Le tribunal a d’abord rigoureusement appliqué le régime procédural propre au défendeur défaillant avant d’exercer son pouvoir modérateur sur la clause pénale. L’absence de comparution n’a pas fait obstacle à un examen au fond. Les juges ont rappelé que, conformément à l’article 472 du code de procédure civile, “si le défendeur ne comparaît pas, il est néanmoins statué sur le fond”. Ils ont vérifié la régularité et le bien-fondé de la demande, condamnant le débiteur au paiement des loyers échus, d’un montant certain et liquide. Le traitement de la clause prévoyant le paiement des loyers à échoir a ensuite requis une analyse substantielle. Le tribunal a qualifié cette stipulation de clause pénale, à la fois comminatoire et indemnitaire. Il a alors appliqué l’article 1231-5 du code civil, soulignant que le juge peut “modérer ou augmenter la pénalité ainsi convenue si elle est manifestement excessive ou dérisoire”. En l’espèce, la comparaison entre le montant total réclamé, incluant la pénalité, et le prix d’achat du véhicule a conduit à une réduction. Les juges ont estimé que la somme de 27 221,83 euros était excessive et l’ont réduite à 24 000 euros, considérant le taux de marge normatif attendu pour ce type d’opération.

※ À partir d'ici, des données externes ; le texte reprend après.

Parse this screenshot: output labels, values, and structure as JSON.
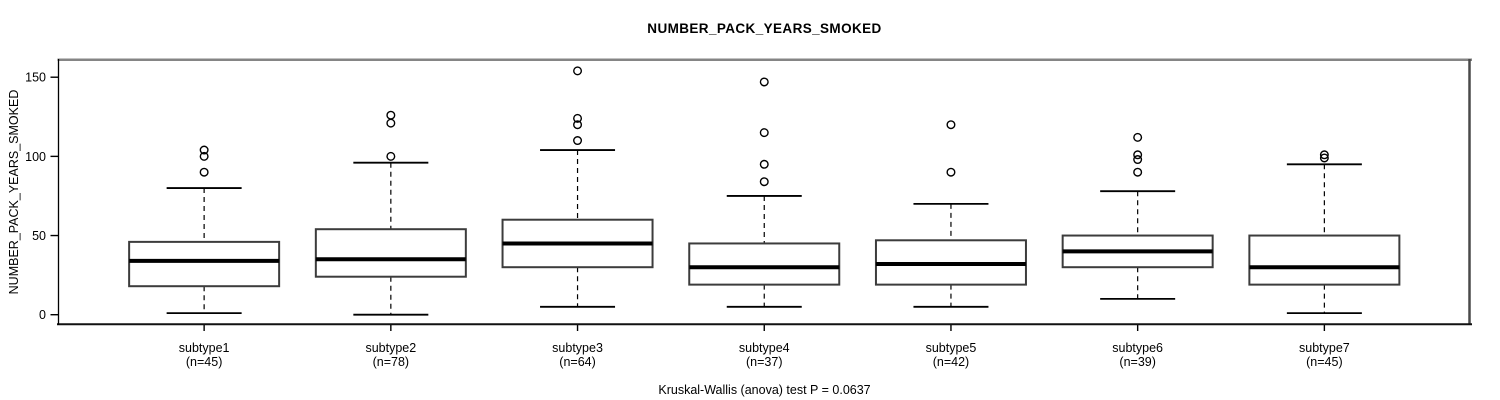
{
  "chart_data": {
    "type": "boxplot",
    "title": "NUMBER_PACK_YEARS_SMOKED",
    "ylabel": "NUMBER_PACK_YEARS_SMOKED",
    "footer": "Kruskal-Wallis (anova) test P = 0.0637",
    "y_ticks": [
      0,
      50,
      100,
      150
    ],
    "ylim": [
      -6.5,
      161.5
    ],
    "grid": false,
    "legend": "none",
    "colors": {
      "box_fill": "#ffffff",
      "line": "#000000",
      "box_stroke": "#3c3c3c",
      "frame_top": "#858585",
      "frame_right": "#4a4a4a",
      "background": "#ffffff"
    },
    "groups": [
      {
        "label": "subtype1",
        "n_label": "(n=45)",
        "n": 45,
        "whisker_low": 1,
        "q1": 18,
        "median": 34,
        "q3": 46,
        "whisker_high": 80,
        "outliers": [
          90,
          100,
          104
        ]
      },
      {
        "label": "subtype2",
        "n_label": "(n=78)",
        "n": 78,
        "whisker_low": 0,
        "q1": 24,
        "median": 35,
        "q3": 54,
        "whisker_high": 96,
        "outliers": [
          100,
          121,
          126
        ]
      },
      {
        "label": "subtype3",
        "n_label": "(n=64)",
        "n": 64,
        "whisker_low": 5,
        "q1": 30,
        "median": 45,
        "q3": 60,
        "whisker_high": 104,
        "outliers": [
          110,
          120,
          124,
          154
        ]
      },
      {
        "label": "subtype4",
        "n_label": "(n=37)",
        "n": 37,
        "whisker_low": 5,
        "q1": 19,
        "median": 30,
        "q3": 45,
        "whisker_high": 75,
        "outliers": [
          84,
          95,
          115,
          147
        ]
      },
      {
        "label": "subtype5",
        "n_label": "(n=42)",
        "n": 42,
        "whisker_low": 5,
        "q1": 19,
        "median": 32,
        "q3": 47,
        "whisker_high": 70,
        "outliers": [
          90,
          120
        ]
      },
      {
        "label": "subtype6",
        "n_label": "(n=39)",
        "n": 39,
        "whisker_low": 10,
        "q1": 30,
        "median": 40,
        "q3": 50,
        "whisker_high": 78,
        "outliers": [
          90,
          98,
          101,
          112
        ]
      },
      {
        "label": "subtype7",
        "n_label": "(n=45)",
        "n": 45,
        "whisker_low": 1,
        "q1": 19,
        "median": 30,
        "q3": 50,
        "whisker_high": 95,
        "outliers": [
          99,
          101
        ]
      }
    ]
  }
}
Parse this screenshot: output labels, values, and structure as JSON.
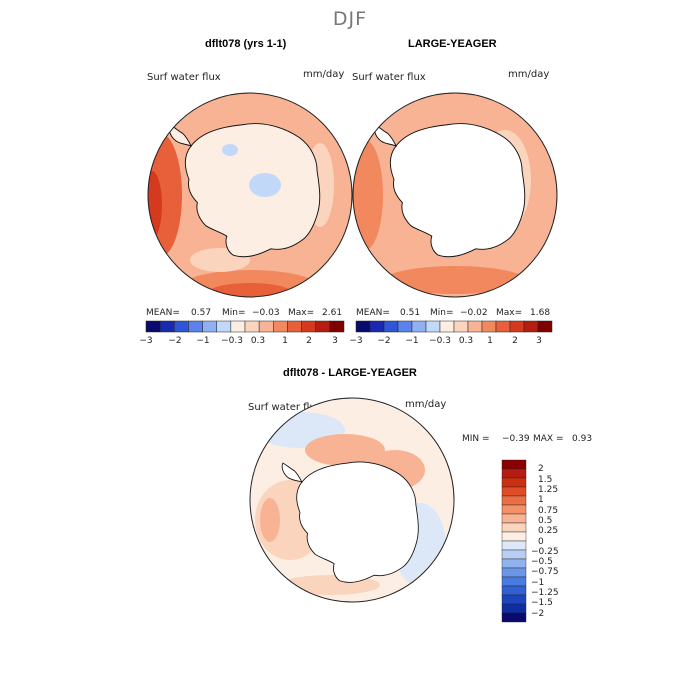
{
  "figure": {
    "title": "DJF"
  },
  "panels": [
    {
      "title": "dflt078 (yrs 1-1)",
      "variable": "Surf water flux",
      "units": "mm/day",
      "stats": {
        "mean_label": "MEAN=",
        "mean": "0.57",
        "min_label": "Min=",
        "min": "−0.03",
        "max_label": "Max=",
        "max": "2.61"
      }
    },
    {
      "title": "LARGE-YEAGER",
      "variable": "Surf water flux",
      "units": "mm/day",
      "stats": {
        "mean_label": "MEAN=",
        "mean": "0.51",
        "min_label": "Min=",
        "min": "−0.02",
        "max_label": "Max=",
        "max": "1.68"
      }
    },
    {
      "title": "dflt078 - LARGE-YEAGER",
      "variable": "Surf water flux",
      "units": "mm/day",
      "stats": {
        "min_label": "MIN =",
        "min": "−0.39",
        "max_label": "MAX =",
        "max": "0.93"
      }
    }
  ],
  "colorbar_horizontal": {
    "colors": [
      "#0a0a6e",
      "#1a2ab0",
      "#2f55d8",
      "#5a82ea",
      "#8fb0f2",
      "#c2d8f8",
      "#fdeee4",
      "#fbd4bd",
      "#f8b394",
      "#f2895e",
      "#e8603a",
      "#d63a1e",
      "#b51d10",
      "#800000"
    ],
    "ticks": [
      "−3",
      "−2",
      "−1",
      "−0.3",
      "0.3",
      "1",
      "2",
      "3"
    ]
  },
  "colorbar_vertical": {
    "colors": [
      "#8b0000",
      "#b51d10",
      "#cc2f12",
      "#e04c25",
      "#ec6f44",
      "#f39266",
      "#f8b394",
      "#fbd4bd",
      "#fdeee4",
      "#dce8f8",
      "#b8cff3",
      "#90b3ee",
      "#6b96e8",
      "#4a7be0",
      "#3060d2",
      "#1c45bd",
      "#0f2da3",
      "#0a0a6e"
    ],
    "labels": [
      "2",
      "1.5",
      "1.25",
      "1",
      "0.75",
      "0.5",
      "0.25",
      "0",
      "−0.25",
      "−0.5",
      "−0.75",
      "−1",
      "−1.25",
      "−1.5",
      "−2"
    ]
  },
  "chart_data": [
    {
      "type": "heatmap",
      "title": "dflt078 (yrs 1-1)",
      "subtitle": "Surf water flux",
      "units": "mm/day",
      "projection": "south polar stereographic",
      "mean": 0.57,
      "min": -0.03,
      "max": 2.61,
      "color_levels": [
        -3,
        -2,
        -1,
        -0.3,
        0.3,
        1,
        2,
        3
      ]
    },
    {
      "type": "heatmap",
      "title": "LARGE-YEAGER",
      "subtitle": "Surf water flux",
      "units": "mm/day",
      "projection": "south polar stereographic",
      "mean": 0.51,
      "min": -0.02,
      "max": 1.68,
      "color_levels": [
        -3,
        -2,
        -1,
        -0.3,
        0.3,
        1,
        2,
        3
      ]
    },
    {
      "type": "heatmap",
      "title": "dflt078 - LARGE-YEAGER",
      "subtitle": "Surf water flux",
      "units": "mm/day",
      "projection": "south polar stereographic",
      "min": -0.39,
      "max": 0.93,
      "color_levels": [
        -2,
        -1.5,
        -1.25,
        -1,
        -0.75,
        -0.5,
        -0.25,
        0,
        0.25,
        0.5,
        0.75,
        1,
        1.25,
        1.5,
        2
      ]
    }
  ]
}
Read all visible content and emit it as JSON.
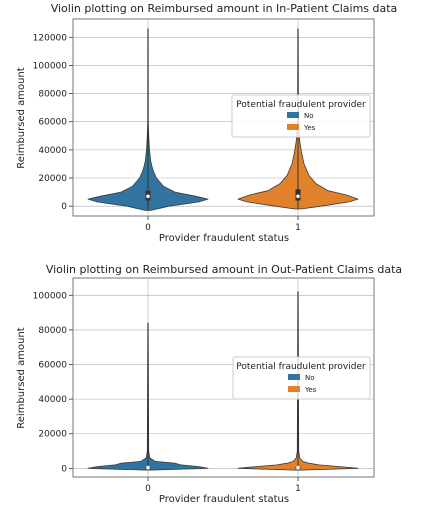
{
  "chart_data": [
    {
      "type": "violin",
      "title": "Violin plotting on Reimbursed amount in In-Patient Claims data",
      "xlabel": "Provider fraudulent status",
      "ylabel": "Reimbursed amount",
      "categories": [
        "0",
        "1"
      ],
      "ylim": [
        -7000,
        133000
      ],
      "yticks": [
        0,
        20000,
        40000,
        60000,
        80000,
        100000,
        120000
      ],
      "ytick_labels": [
        "0",
        "20000",
        "40000",
        "60000",
        "80000",
        "100000",
        "120000"
      ],
      "grid": true,
      "legend": {
        "title": "Potential fraudulent provider",
        "placement": "center-right",
        "entries": [
          {
            "label": "No",
            "color": "#3274a1"
          },
          {
            "label": "Yes",
            "color": "#e1812c"
          }
        ]
      },
      "series": [
        {
          "name": "No",
          "category": "0",
          "color": "#3274a1",
          "min": -3000,
          "max": 126000,
          "q1": 4000,
          "median": 7000,
          "q3": 11000,
          "density": [
            [
              -3000,
              0.05
            ],
            [
              0,
              0.35
            ],
            [
              3000,
              0.85
            ],
            [
              5000,
              1.0
            ],
            [
              7000,
              0.8
            ],
            [
              10000,
              0.45
            ],
            [
              14000,
              0.26
            ],
            [
              20000,
              0.14
            ],
            [
              26000,
              0.08
            ],
            [
              32000,
              0.045
            ],
            [
              40000,
              0.025
            ],
            [
              50000,
              0.012
            ],
            [
              60000,
              0.005
            ],
            [
              126000,
              0.003
            ]
          ]
        },
        {
          "name": "Yes",
          "category": "1",
          "color": "#e1812c",
          "min": -2000,
          "max": 126000,
          "q1": 4000,
          "median": 7000,
          "q3": 12000,
          "density": [
            [
              -2000,
              0.05
            ],
            [
              0,
              0.38
            ],
            [
              3000,
              0.85
            ],
            [
              5000,
              1.0
            ],
            [
              8000,
              0.8
            ],
            [
              11000,
              0.5
            ],
            [
              16000,
              0.3
            ],
            [
              22000,
              0.18
            ],
            [
              30000,
              0.1
            ],
            [
              38000,
              0.06
            ],
            [
              46000,
              0.03
            ],
            [
              55000,
              0.015
            ],
            [
              70000,
              0.007
            ],
            [
              126000,
              0.003
            ]
          ]
        }
      ]
    },
    {
      "type": "violin",
      "title": "Violin plotting on Reimbursed amount in Out-Patient Claims data",
      "xlabel": "Provider fraudulent status",
      "ylabel": "Reimbursed amount",
      "categories": [
        "0",
        "1"
      ],
      "ylim": [
        -5000,
        110000
      ],
      "yticks": [
        0,
        20000,
        40000,
        60000,
        80000,
        100000
      ],
      "ytick_labels": [
        "0",
        "20000",
        "40000",
        "60000",
        "80000",
        "100000"
      ],
      "grid": true,
      "legend": {
        "title": "Potential fraudulent provider",
        "placement": "center-right",
        "entries": [
          {
            "label": "No",
            "color": "#3274a1"
          },
          {
            "label": "Yes",
            "color": "#e1812c"
          }
        ]
      },
      "series": [
        {
          "name": "No",
          "category": "0",
          "color": "#3274a1",
          "min": -1000,
          "max": 84000,
          "q1": 100,
          "median": 400,
          "q3": 800,
          "density": [
            [
              -1000,
              0.05
            ],
            [
              0,
              1.0
            ],
            [
              1000,
              0.85
            ],
            [
              2000,
              0.55
            ],
            [
              3000,
              0.45
            ],
            [
              4000,
              0.12
            ],
            [
              6000,
              0.03
            ],
            [
              10000,
              0.012
            ],
            [
              84000,
              0.004
            ]
          ]
        },
        {
          "name": "Yes",
          "category": "1",
          "color": "#e1812c",
          "min": -1000,
          "max": 102000,
          "q1": 100,
          "median": 400,
          "q3": 900,
          "density": [
            [
              -1000,
              0.05
            ],
            [
              0,
              1.0
            ],
            [
              1000,
              0.7
            ],
            [
              2000,
              0.35
            ],
            [
              3000,
              0.18
            ],
            [
              4000,
              0.08
            ],
            [
              6000,
              0.03
            ],
            [
              10000,
              0.012
            ],
            [
              102000,
              0.004
            ]
          ]
        }
      ]
    }
  ]
}
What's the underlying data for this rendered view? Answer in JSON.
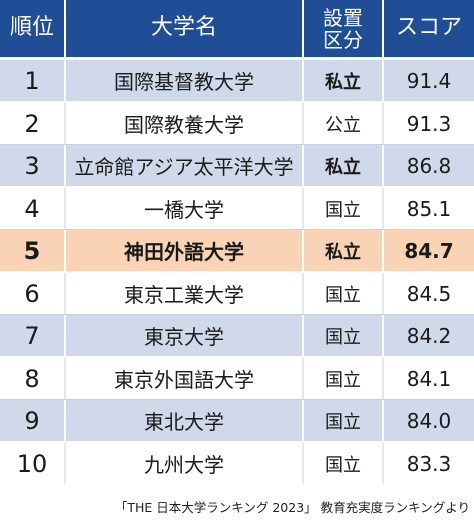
{
  "header": {
    "rank": "順位",
    "university": "大学名",
    "type_line1": "設置",
    "type_line2": "区分",
    "score": "スコア"
  },
  "rows": [
    {
      "rank": "1",
      "university": "国際基督教大学",
      "type": "私立",
      "score": "91.4",
      "highlight": false
    },
    {
      "rank": "2",
      "university": "国際教養大学",
      "type": "公立",
      "score": "91.3",
      "highlight": false
    },
    {
      "rank": "3",
      "university": "立命館アジア太平洋大学",
      "type": "私立",
      "score": "86.8",
      "highlight": false
    },
    {
      "rank": "4",
      "university": "一橋大学",
      "type": "国立",
      "score": "85.1",
      "highlight": false
    },
    {
      "rank": "5",
      "university": "神田外語大学",
      "type": "私立",
      "score": "84.7",
      "highlight": true
    },
    {
      "rank": "6",
      "university": "東京工業大学",
      "type": "国立",
      "score": "84.5",
      "highlight": false
    },
    {
      "rank": "7",
      "university": "東京大学",
      "type": "国立",
      "score": "84.2",
      "highlight": false
    },
    {
      "rank": "8",
      "university": "東京外国語大学",
      "type": "国立",
      "score": "84.1",
      "highlight": false
    },
    {
      "rank": "9",
      "university": "東北大学",
      "type": "国立",
      "score": "84.0",
      "highlight": false
    },
    {
      "rank": "10",
      "university": "九州大学",
      "type": "国立",
      "score": "83.3",
      "highlight": false
    }
  ],
  "footer": "「THE 日本大学ランキング 2023」 教育充実度ランキングより",
  "colors": {
    "header_bg": "#1f4e96",
    "band_bg": "#cfd9ea",
    "highlight_bg": "#f8d3b5"
  }
}
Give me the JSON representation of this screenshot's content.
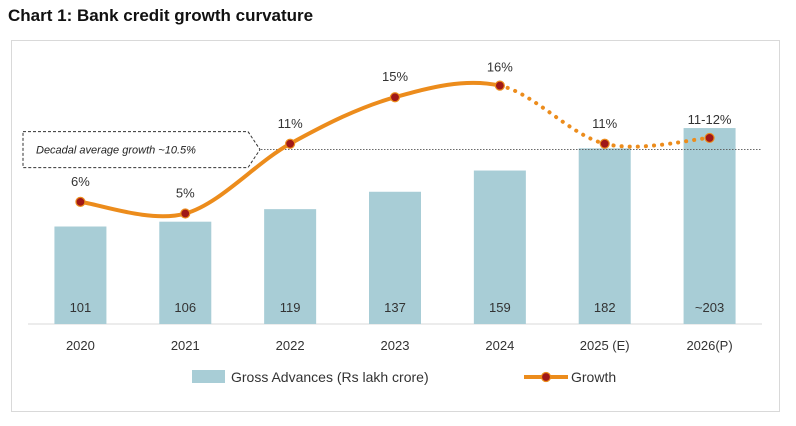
{
  "chart_data": {
    "type": "bar",
    "title": "Chart 1: Bank credit growth curvature",
    "categories": [
      "2020",
      "2021",
      "2022",
      "2023",
      "2024",
      "2025 (E)",
      "2026(P)"
    ],
    "series": [
      {
        "name": "Gross Advances (Rs lakh crore)",
        "type": "bar",
        "values": [
          101,
          106,
          119,
          137,
          159,
          182,
          203
        ],
        "labels": [
          "101",
          "106",
          "119",
          "137",
          "159",
          "182",
          "~203"
        ],
        "color": "#a8cdd6"
      },
      {
        "name": "Growth",
        "type": "line",
        "values": [
          6,
          5,
          11,
          15,
          16,
          11,
          11.5
        ],
        "labels": [
          "6%",
          "5%",
          "11%",
          "15%",
          "16%",
          "11%",
          "11-12%"
        ],
        "solid_until_index": 4,
        "color": "#ec8c1c",
        "marker_color": "#a01818"
      }
    ],
    "reference_line": {
      "value": 10.5,
      "label": "Decadal average growth ~10.5%"
    },
    "xlabel": "",
    "ylabel": "",
    "bar_axis_range": [
      0,
      230
    ],
    "growth_axis_range": [
      -4.5,
      17.6
    ],
    "legend_position": "bottom"
  }
}
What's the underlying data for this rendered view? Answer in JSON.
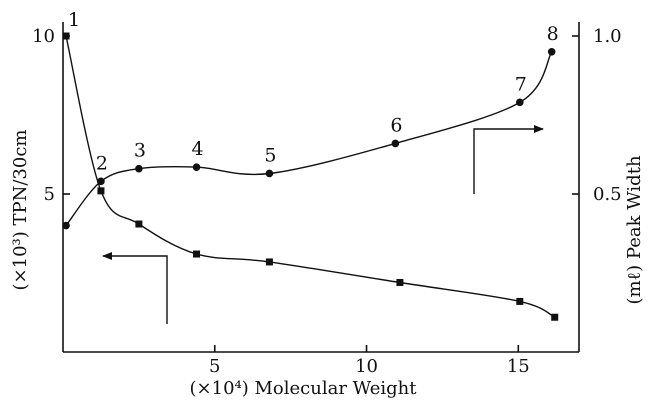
{
  "chart_data": {
    "type": "scatter",
    "title": "",
    "xlabel": "(×10⁴)  Molecular Weight",
    "ylabel_left": "(×10³)  TPN/30cm",
    "ylabel_right": "(mℓ)  Peak Width",
    "xlim": [
      0,
      17
    ],
    "ylim_left": [
      0,
      10
    ],
    "ylim_right": [
      0,
      1.0
    ],
    "x_ticks": [
      {
        "value": 5,
        "label": "5"
      },
      {
        "value": 10,
        "label": "10"
      },
      {
        "value": 15,
        "label": "15"
      }
    ],
    "y_ticks_left": [
      {
        "value": 5,
        "label": "5"
      },
      {
        "value": 10,
        "label": "10"
      }
    ],
    "y_ticks_right": [
      {
        "value": 0.5,
        "label": "0.5"
      },
      {
        "value": 1.0,
        "label": "1.0"
      }
    ],
    "grid": false,
    "series": [
      {
        "name": "",
        "axis": "right",
        "marker": "circle",
        "points": [
          {
            "x": 0.1,
            "y": 0.4,
            "label": ""
          },
          {
            "x": 1.25,
            "y": 0.54,
            "label": "2"
          },
          {
            "x": 2.5,
            "y": 0.58,
            "label": "3"
          },
          {
            "x": 4.4,
            "y": 0.585,
            "label": "4"
          },
          {
            "x": 6.8,
            "y": 0.565,
            "label": "5"
          },
          {
            "x": 10.95,
            "y": 0.66,
            "label": "6"
          },
          {
            "x": 15.05,
            "y": 0.79,
            "label": "7"
          },
          {
            "x": 16.1,
            "y": 0.95,
            "label": "8"
          }
        ]
      },
      {
        "name": "",
        "axis": "left",
        "marker": "square",
        "points": [
          {
            "x": 0.1,
            "y": 10.0,
            "label": "1"
          },
          {
            "x": 1.25,
            "y": 5.1,
            "label": ""
          },
          {
            "x": 2.5,
            "y": 4.05,
            "label": ""
          },
          {
            "x": 4.4,
            "y": 3.1,
            "label": ""
          },
          {
            "x": 6.8,
            "y": 2.85,
            "label": ""
          },
          {
            "x": 11.1,
            "y": 2.2,
            "label": ""
          },
          {
            "x": 15.05,
            "y": 1.6,
            "label": ""
          },
          {
            "x": 16.2,
            "y": 1.1,
            "label": ""
          }
        ]
      }
    ],
    "annotations": [
      {
        "type": "axis-pointer-arrow",
        "points_to": "left-axis",
        "near_series": 1
      },
      {
        "type": "axis-pointer-arrow",
        "points_to": "right-axis",
        "near_series": 0
      }
    ]
  }
}
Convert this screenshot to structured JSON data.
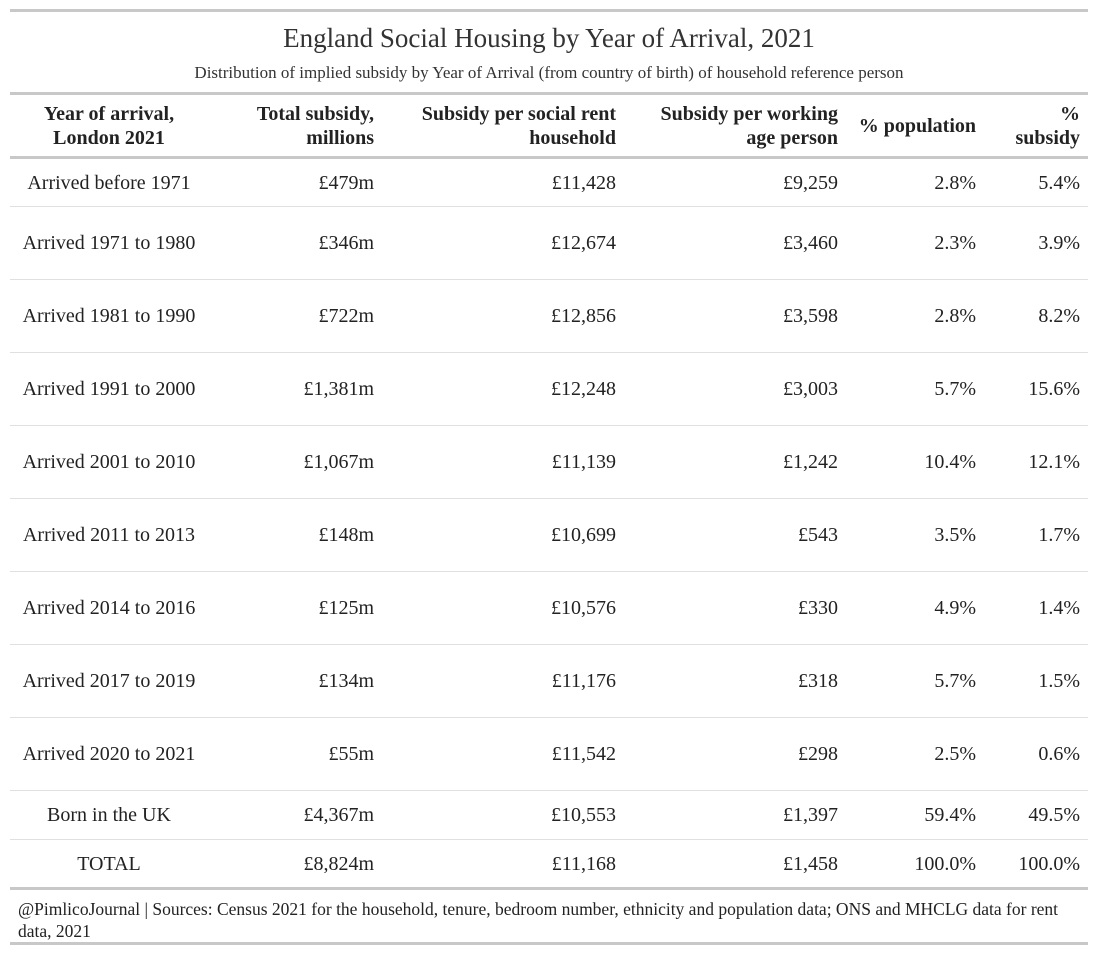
{
  "title": "England Social Housing by Year of Arrival, 2021",
  "subtitle": "Distribution of implied subsidy by Year of Arrival (from country of birth) of household reference person",
  "columns": [
    "Year of arrival, London 2021",
    "Total subsidy, millions",
    "Subsidy per social rent household",
    "Subsidy per working age person",
    "% population",
    "% subsidy"
  ],
  "rows": [
    {
      "label": "Arrived before 1971",
      "total": "£479m",
      "per_household": "£11,428",
      "per_person": "£9,259",
      "pct_population": "2.8%",
      "pct_subsidy": "5.4%"
    },
    {
      "label": "Arrived 1971 to 1980",
      "total": "£346m",
      "per_household": "£12,674",
      "per_person": "£3,460",
      "pct_population": "2.3%",
      "pct_subsidy": "3.9%"
    },
    {
      "label": "Arrived 1981 to 1990",
      "total": "£722m",
      "per_household": "£12,856",
      "per_person": "£3,598",
      "pct_population": "2.8%",
      "pct_subsidy": "8.2%"
    },
    {
      "label": "Arrived 1991 to 2000",
      "total": "£1,381m",
      "per_household": "£12,248",
      "per_person": "£3,003",
      "pct_population": "5.7%",
      "pct_subsidy": "15.6%"
    },
    {
      "label": "Arrived 2001 to 2010",
      "total": "£1,067m",
      "per_household": "£11,139",
      "per_person": "£1,242",
      "pct_population": "10.4%",
      "pct_subsidy": "12.1%"
    },
    {
      "label": "Arrived 2011 to 2013",
      "total": "£148m",
      "per_household": "£10,699",
      "per_person": "£543",
      "pct_population": "3.5%",
      "pct_subsidy": "1.7%"
    },
    {
      "label": "Arrived 2014 to 2016",
      "total": "£125m",
      "per_household": "£10,576",
      "per_person": "£330",
      "pct_population": "4.9%",
      "pct_subsidy": "1.4%"
    },
    {
      "label": "Arrived 2017 to 2019",
      "total": "£134m",
      "per_household": "£11,176",
      "per_person": "£318",
      "pct_population": "5.7%",
      "pct_subsidy": "1.5%"
    },
    {
      "label": "Arrived 2020 to 2021",
      "total": "£55m",
      "per_household": "£11,542",
      "per_person": "£298",
      "pct_population": "2.5%",
      "pct_subsidy": "0.6%"
    },
    {
      "label": "Born in the UK",
      "total": "£4,367m",
      "per_household": "£10,553",
      "per_person": "£1,397",
      "pct_population": "59.4%",
      "pct_subsidy": "49.5%"
    },
    {
      "label": "TOTAL",
      "total": "£8,824m",
      "per_household": "£11,168",
      "per_person": "£1,458",
      "pct_population": "100.0%",
      "pct_subsidy": "100.0%"
    }
  ],
  "footer": "@PimlicoJournal | Sources: Census 2021 for the household, tenure, bedroom number, ethnicity and population data; ONS and MHCLG data for rent data, 2021"
}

Cette décision illustre l’effectivité du contrôle judiciaire des clauses pénales en droit commercial et soulève la question de l’articulation entre liberté contractuelle et pouvoir modérateur du juge. D’une part, le jugement réaffirme l’autonomie des parties en reconnaissant la validité du principe de la clause. D’autre part, il en sanctionne les excès par une appréciation concrète. Le tribunal n’a pas retenu une approche purement abstraite. Il a procédé à une mise en balance des montants, constatant que les “loyers déjà payés” et ceux réclamés, ajoutés à la pénalité, formaient un total dépassant significativement le prix d’achat. Cette méthode, qui s’apparente à une recherche d’un préjudice réel, semble s’écarter d’une stricte application de la règle posée par la Cour de cassation en matière commerciale. La jurisprudence de la chambre commerciale insiste traditionnellement sur le caractère non obligatoire du pouvoir modérateur lorsque les parties sont des professionnels avertis. Ici, le tribunal de commerce de Paris use pleinement de ce pouvoir, au nom de l’équité. Cette solution, protectrice du débiteur défaillant mais commerçant, pourrait signaler une évolution dans l’appréciation de l’équilibre contractuel entre professionnels. Elle invite à s’interroger sur les critères du caractère “manifestement excessif”, qui demeurent à la discrétion du juge du fond. La portée de cette décision reste néanmoins circonscrite par les particularités de l’espèce, notamment la défaillance à l’instance qui a privé le débat d’une contradiction pleine et entière.